Mindseye i powiązana z nim platforma Everywhere należą do najciekawszych projektów open world ostatnich lat. Jednak tuż przed premierą szef studia traci panowanie nad sobą.

GTA 6 nie ukaże się w 2025 roku. Właściwie to dobra okazja dla Mindseye, ambitnej gry z otwartym światem autorstwa byłego twórcy Rockstar, Leslie Benziesa. Jednak tuż przed premierą, która miała odbyć się 10 czerwca 2025 r., tytuł wydaje się tracić impet. Na krytykę gry CEO studia Build A Rocket Boy reaguje oskarżeniem o celową kampanię przeciwko Mindseye.

Ostra krytyka tuż przed premierą

Po tym, jak Mindseye po raz pierwszy zaprezentowało rozgrywkę w lutym 2025 r., niedawno opublikowano nowy, znacznie dłuższy zwiastun zawierający sceny z gry. Ponadto w ostatnich dniach YouTuberzy i streamerzy mogli najwyraźniej wypróbować grę. Ich opinie były jednak mieszane, a niektórzy wyrażali poważną krytykę pod adresem tej gry z otwartym światem:

  • Pod względem technicznym Mindseye ma być w stanie niedokończonym i pełnym błędów oraz innych problemów.

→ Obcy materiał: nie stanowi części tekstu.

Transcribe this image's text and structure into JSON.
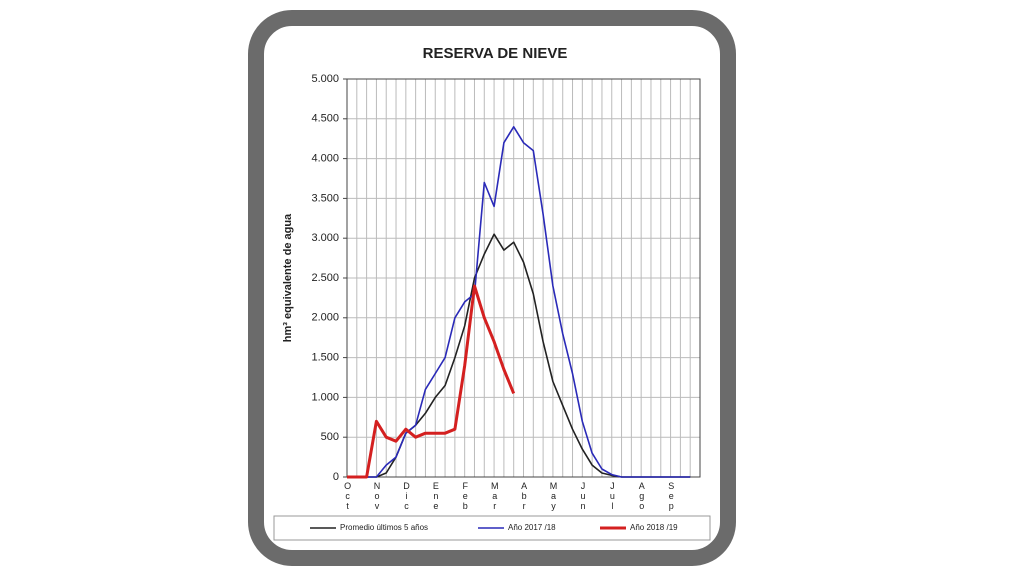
{
  "chart_data": {
    "type": "line",
    "title": "RESERVA DE NIEVE",
    "y_label": "hm³ equivalente de agua",
    "categories": [
      "Oct",
      null,
      null,
      "Nov",
      null,
      null,
      "Dic",
      null,
      null,
      "Ene",
      null,
      null,
      "Feb",
      null,
      null,
      "Mar",
      null,
      null,
      "Abr",
      null,
      null,
      "May",
      null,
      null,
      "Jun",
      null,
      null,
      "Jul",
      null,
      null,
      "Ago",
      null,
      null,
      "Sep",
      null,
      null
    ],
    "series": [
      {
        "name": "Promedio últimos 5 años",
        "color": "#222222",
        "values": [
          0,
          0,
          0,
          0,
          50,
          250,
          550,
          650,
          800,
          1000,
          1150,
          1500,
          1900,
          2500,
          2800,
          3050,
          2850,
          2950,
          2700,
          2300,
          1700,
          1200,
          900,
          600,
          350,
          150,
          50,
          20,
          0,
          0,
          0,
          0,
          0,
          0,
          0,
          0
        ]
      },
      {
        "name": "Año 2017 /18",
        "color": "#2a2ab8",
        "values": [
          0,
          0,
          0,
          0,
          150,
          250,
          550,
          650,
          1100,
          1300,
          1500,
          2000,
          2200,
          2300,
          3700,
          3400,
          4200,
          4400,
          4200,
          4100,
          3300,
          2400,
          1800,
          1300,
          700,
          300,
          100,
          30,
          0,
          0,
          0,
          0,
          0,
          0,
          0,
          0
        ]
      },
      {
        "name": "Año 2018 /19",
        "color": "#d42020",
        "values": [
          0,
          0,
          0,
          700,
          500,
          450,
          600,
          500,
          550,
          550,
          550,
          600,
          1400,
          2400,
          2000,
          1700,
          1350,
          1050,
          null,
          null,
          null,
          null,
          null,
          null,
          null,
          null,
          null,
          null,
          null,
          null,
          null,
          null,
          null,
          null,
          null,
          null
        ]
      }
    ],
    "ylim": [
      0,
      5000
    ],
    "yticks": [
      0,
      500,
      {
        "value": 1000,
        "label": "1.000"
      },
      {
        "value": 1500,
        "label": "1.500"
      },
      {
        "value": 2000,
        "label": "2.000"
      },
      {
        "value": 2500,
        "label": "2.500"
      },
      {
        "value": 3000,
        "label": "3.000"
      },
      {
        "value": 3500,
        "label": "3.500"
      },
      {
        "value": 4000,
        "label": "4.000"
      },
      {
        "value": 4500,
        "label": "4.500"
      },
      {
        "value": 5000,
        "label": "5.000"
      }
    ],
    "grid": true
  }
}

  • Krytykowana jest również sztywna fizyka jazdy, co jest oczywiście problemem w grze, w której wielokrotnie pojawiają się sceny jazdy samochodem i pościgi.

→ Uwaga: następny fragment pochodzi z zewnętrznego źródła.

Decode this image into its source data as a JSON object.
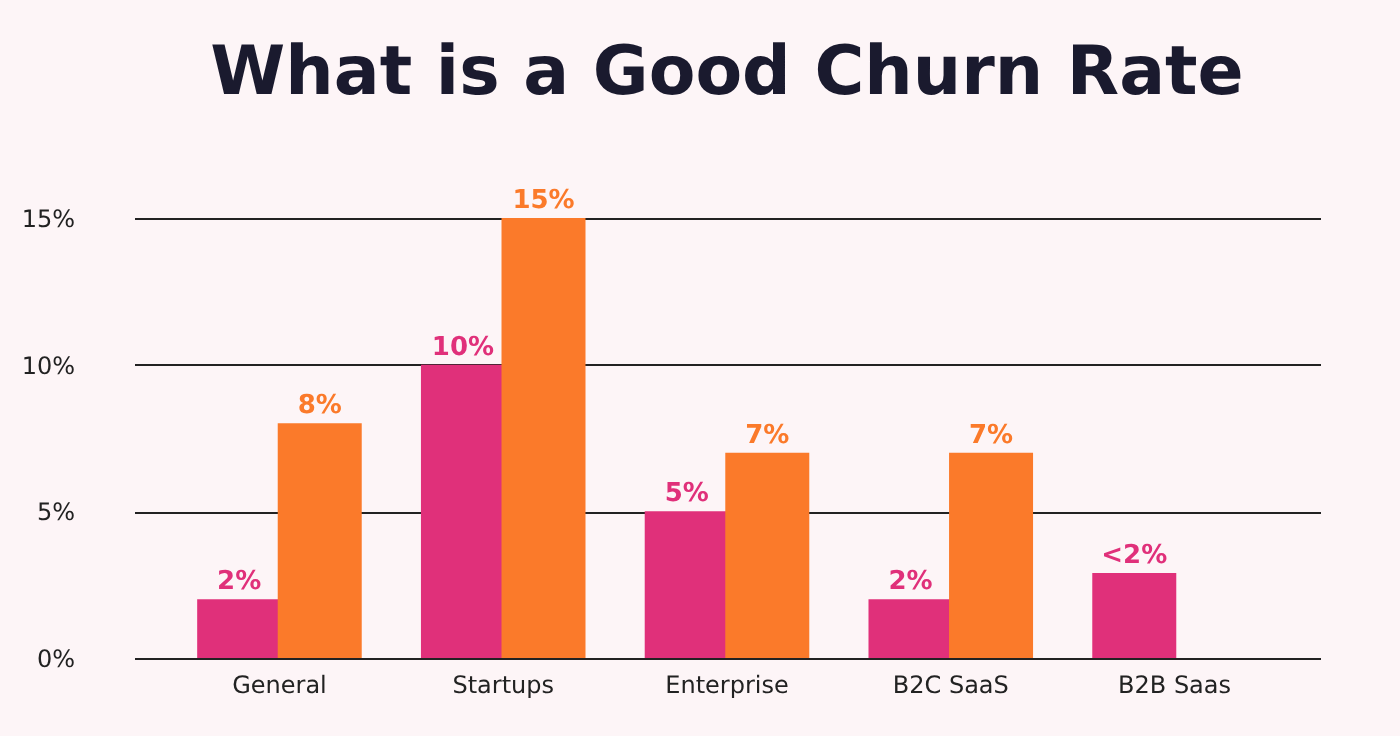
{
  "chart_data": {
    "type": "bar",
    "title": "What is a Good Churn Rate",
    "categories": [
      "General",
      "Startups",
      "Enterprise",
      "B2C SaaS",
      "B2B Saas"
    ],
    "series": [
      {
        "color": "#e0307a",
        "values": [
          2,
          10,
          5,
          2,
          2.9
        ],
        "value_labels": [
          "2%",
          "10%",
          "5%",
          "2%",
          "<2%"
        ]
      },
      {
        "color": "#fb7a2a",
        "values": [
          8,
          15,
          7,
          7,
          null
        ],
        "value_labels": [
          "8%",
          "15%",
          "7%",
          "7%",
          null
        ]
      }
    ],
    "ylim": [
      0,
      15
    ],
    "yticks": [
      {
        "value": 0,
        "label": "0%"
      },
      {
        "value": 5,
        "label": "5%"
      },
      {
        "value": 10,
        "label": "10%"
      },
      {
        "value": 15,
        "label": "15%"
      }
    ],
    "grid": "y"
  }
}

  • Sztuczna inteligencja przeciwników nie jest podobno zbyt dopracowana, a przeciwnicy po prostu biegną na nas w walce.

  • Świat otwarty ma być bardzo pusty i zawierać niewiele treści.

W stu procentach kupione?

Jak donosi między innymi Eurogamer, Mark Gerhard, dyrektor generalny studia deweloperskiego, nie przyjmuje tej krytyki zbyt dobrze. W rozmowie na serwerze Discord poświęconym grze, zapytany o to, czy jest pewien, że wszystkie krytyczne głosy są finansowane przez kogoś, kto chce zaszkodzić Mindseye i jego twórcom, odpowiedział, że jest tego stuprocentowo pewien.

Istnieją zorganizowane działania mające na celu zapobieżenie sukcesowi Leslie Benziesa i jego studia deweloperskiego. Według Gerharda negatywne reakcje na opublikowane treści pochodzą głównie od botów, których zadaniem jest oczernianie gry i studia.

Swoimi wypowiedziami i niepotwierdzonymi zarzutami Mark Gerhard wyrządzi swojej grze i studiu więcej szkody niż mogłyby to zrobić mieszane recenzje.